Secondo lei è stato più un problema fisico o mentale? Si è vista un’Atalanta meno aggressiva e più disordinata del solito.
«Credo sia stato un mix di entrambe le cose. Fino a oggi ero molto contento di tutto, delle prestazioni, del gioco e dello spirito. Oggi, invece, è mancato tutto: l’intensità, la lucidità, la precisione. Abbiamo perso tanti contrasti, commesso errori tecnici e di postura, sbagliato i tempi di uscita. Forse qualcuno ha pagato le troppe partite, ma è una spiegazione parziale. Ci sono stati troppi giocatori sotto tono, anche tra quelli più freschi, che dovevano dare ritmo e qualità. È la prima volta che vedo una squadra così spenta, lo accetto ma deve restare un episodio isolato».
Da sempre le sue squadre si distinguono per ferocia, aggressività e compattezza. Quanto è distante questa Atalanta dal tipo di calcio che vuole vedere?
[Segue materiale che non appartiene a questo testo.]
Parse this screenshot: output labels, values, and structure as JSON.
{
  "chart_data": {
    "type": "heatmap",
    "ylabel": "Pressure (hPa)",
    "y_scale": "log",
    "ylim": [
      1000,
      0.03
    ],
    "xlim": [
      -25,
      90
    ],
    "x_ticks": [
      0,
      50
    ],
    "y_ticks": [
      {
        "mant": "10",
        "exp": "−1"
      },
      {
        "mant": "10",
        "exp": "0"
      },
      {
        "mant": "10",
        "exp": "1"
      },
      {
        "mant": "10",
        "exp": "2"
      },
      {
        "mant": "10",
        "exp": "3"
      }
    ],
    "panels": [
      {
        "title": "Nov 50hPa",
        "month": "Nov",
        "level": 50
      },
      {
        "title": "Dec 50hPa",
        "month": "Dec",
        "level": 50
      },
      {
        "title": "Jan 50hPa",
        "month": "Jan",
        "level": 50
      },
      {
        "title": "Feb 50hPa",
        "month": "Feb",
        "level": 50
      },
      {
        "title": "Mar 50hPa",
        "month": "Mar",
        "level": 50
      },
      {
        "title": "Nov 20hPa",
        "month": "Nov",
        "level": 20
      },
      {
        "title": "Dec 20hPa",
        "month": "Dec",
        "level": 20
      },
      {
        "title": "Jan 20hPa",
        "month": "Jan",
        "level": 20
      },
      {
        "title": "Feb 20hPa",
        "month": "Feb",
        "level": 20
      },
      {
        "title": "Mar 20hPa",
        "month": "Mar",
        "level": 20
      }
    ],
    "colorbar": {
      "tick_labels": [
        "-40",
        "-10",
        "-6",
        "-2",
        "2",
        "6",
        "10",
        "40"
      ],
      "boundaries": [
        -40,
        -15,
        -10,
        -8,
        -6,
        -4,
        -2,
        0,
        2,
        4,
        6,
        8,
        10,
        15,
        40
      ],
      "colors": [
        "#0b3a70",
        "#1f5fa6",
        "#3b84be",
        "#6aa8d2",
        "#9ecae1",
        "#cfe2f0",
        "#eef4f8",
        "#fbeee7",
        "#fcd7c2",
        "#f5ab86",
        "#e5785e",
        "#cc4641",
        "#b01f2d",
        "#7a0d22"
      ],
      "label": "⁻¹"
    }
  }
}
«Molto. Ma ripeto, questa la considero una partita a sé. In tutte le gare precedenti abbiamo avuto la nostra identità, dominando con coraggio, intensità e voglia di proporre gioco. Oggi non ho visto niente di tutto questo: né contrasti, né pressione, né qualità nel possesso. Il linguaggio del corpo, poi, parlava chiaro. Eravamo sotto su tutto. Avevo inserito cinque giocatori nuovi rispetto al Milan, per dare freschezza, ma chi è entrato non ha dato il contributo che mi aspettavo. C’è stanchezza per chi gioca sempre, ma chi subentra deve alzare il livello, non abbassarlo».
Samardzic e Sulemana avevano un’occasione importante per ritagliarsi spazio, ma sono apparsi in difficoltà. Si aspettava di più da loro?
«Sì, lo dico chiaramente: mi aspettavo molto di più. Quando De Ketelaere e Lookman erano fuori, loro avevano fatto benissimo, segnando, essendo protagonisti. Con il rientro dei titolari, dovevamo diventare più forti, avere più alternative e competizione. Oggi, invece, hanno avuto un’occasione importante e non l’hanno sfruttata. Sono stati al di sotto delle loro possibilità, e questo non deve succedere. In una squadra come l’Atalanta devi essere pronto sempre, anche mentalmente: oggi non l’hanno fatto».
Nessuna giustificazione, solo autocritica e responsabilità. Ivan Juric accetta la sconfitta di Udine come uno stop inatteso ma non allarmante: «Una prestazione negativa capita, ma non deve accadere di nuovo. Questa squadra ha valori veri, e tornerà subito a dimostrarlo».